Florianne Verkroost is a Ph.D. candidate at Nuffield College at the University of Oxford. She has a passion for data science and a background in mathematics and econometrics. She applies her interdisciplinary knowledge to computationally address societal problems of inequality.
This is the fourth and final post in a series devoted to comparing different machine learning methods for predicting clothing categories from images using the Fashion MNIST data by Zalando. In the first post, we prepared the data for analysis and built a Python deep learning neural network model to predict the clothing categories of the Fashion MNIST data. In Part 2, we used principal components analysis (PCA) to compress the clothing image data down from 784 to just 17 pixels. In Part 3 we saw that gradient-boosted trees and random forests achieve relatively high accuracy on dimensionality-reduced data, although not as high as the neural network.

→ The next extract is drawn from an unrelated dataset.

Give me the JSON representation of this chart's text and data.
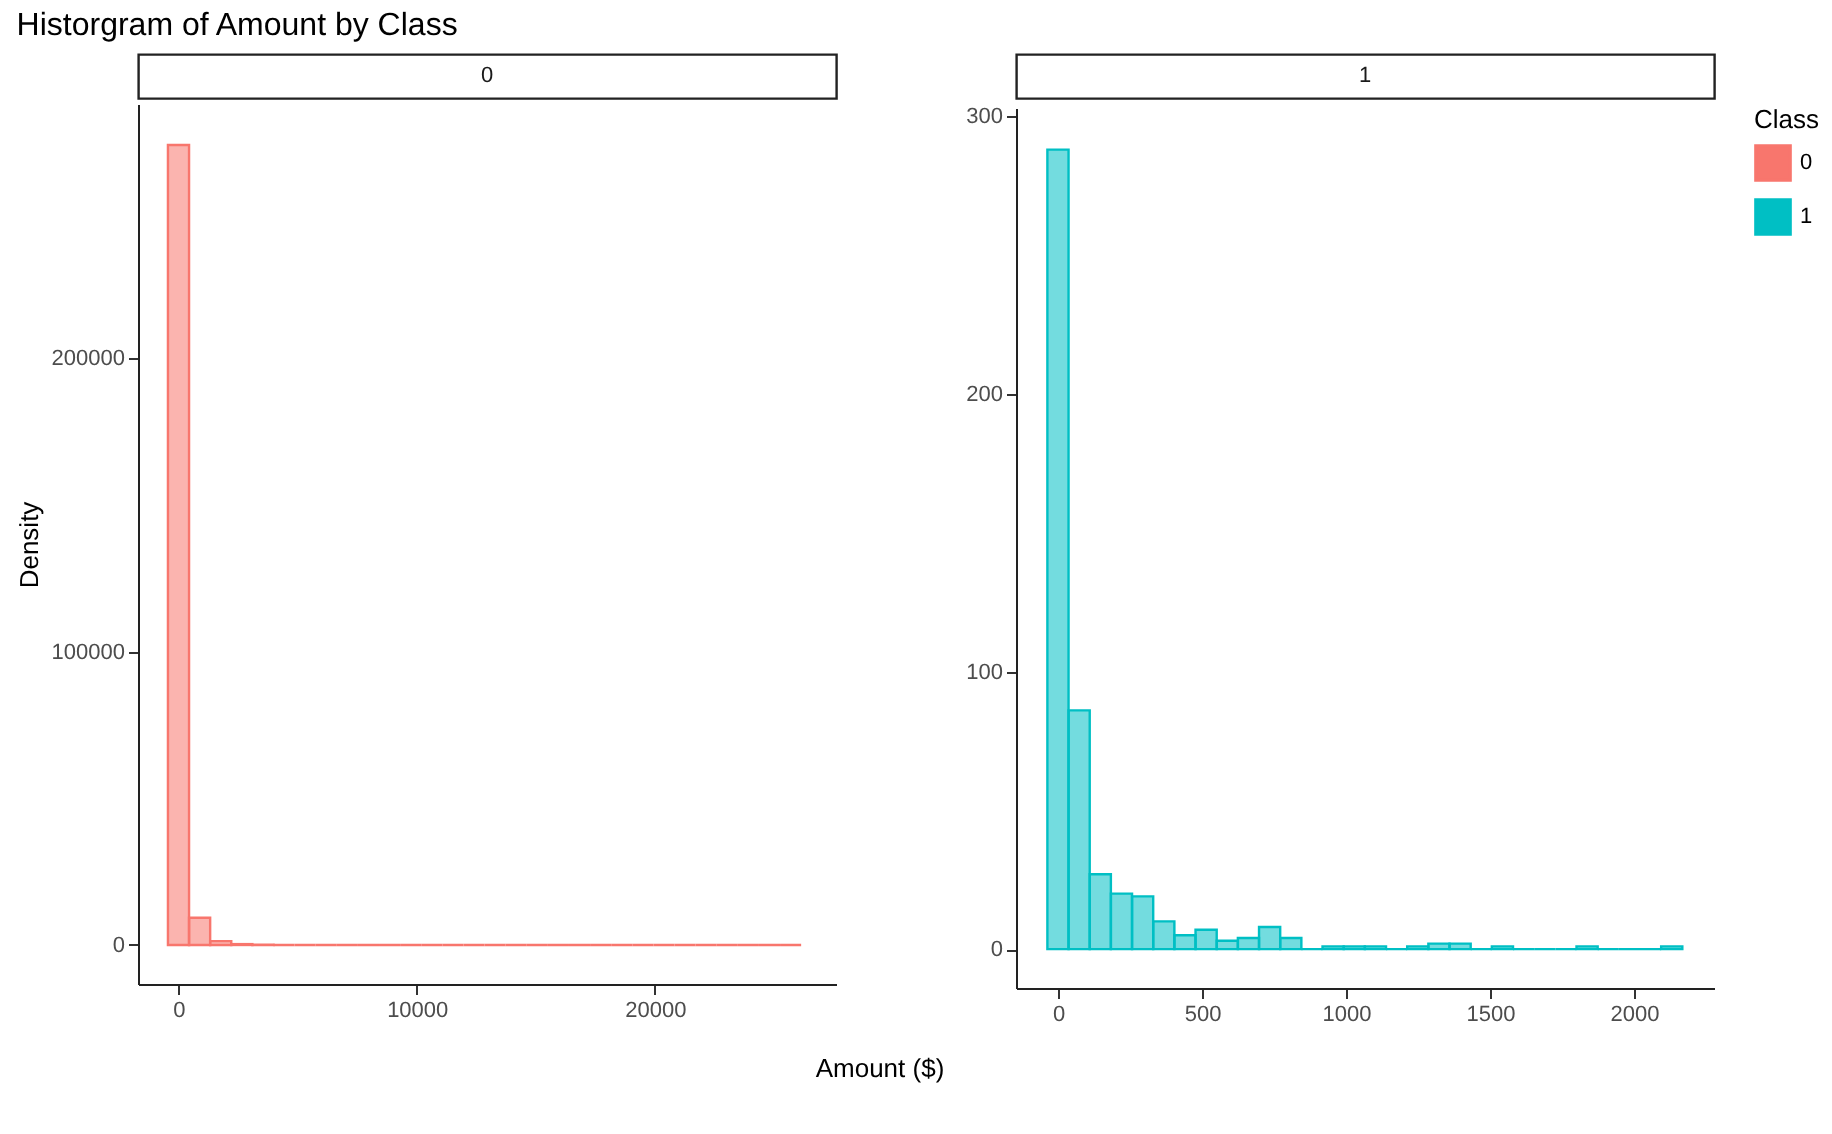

In this post, we will fit a support vector machine, compare the findings from all models we have built and discuss the results. The R code for this post can be found on my Github repository.
Support Vector Machine
Support vector machines (SVMs) provide another method for classifying the clothing categories in the Fashion MNIST data. To better understand what SVMs entail, we’ll have to go through some more complex explanations –mainly summarizing James et. al. (2013)– so please bear with me! The figure below might help you in understanding the different classifiers I will discuss in the next sections (figures taken from here, here and here).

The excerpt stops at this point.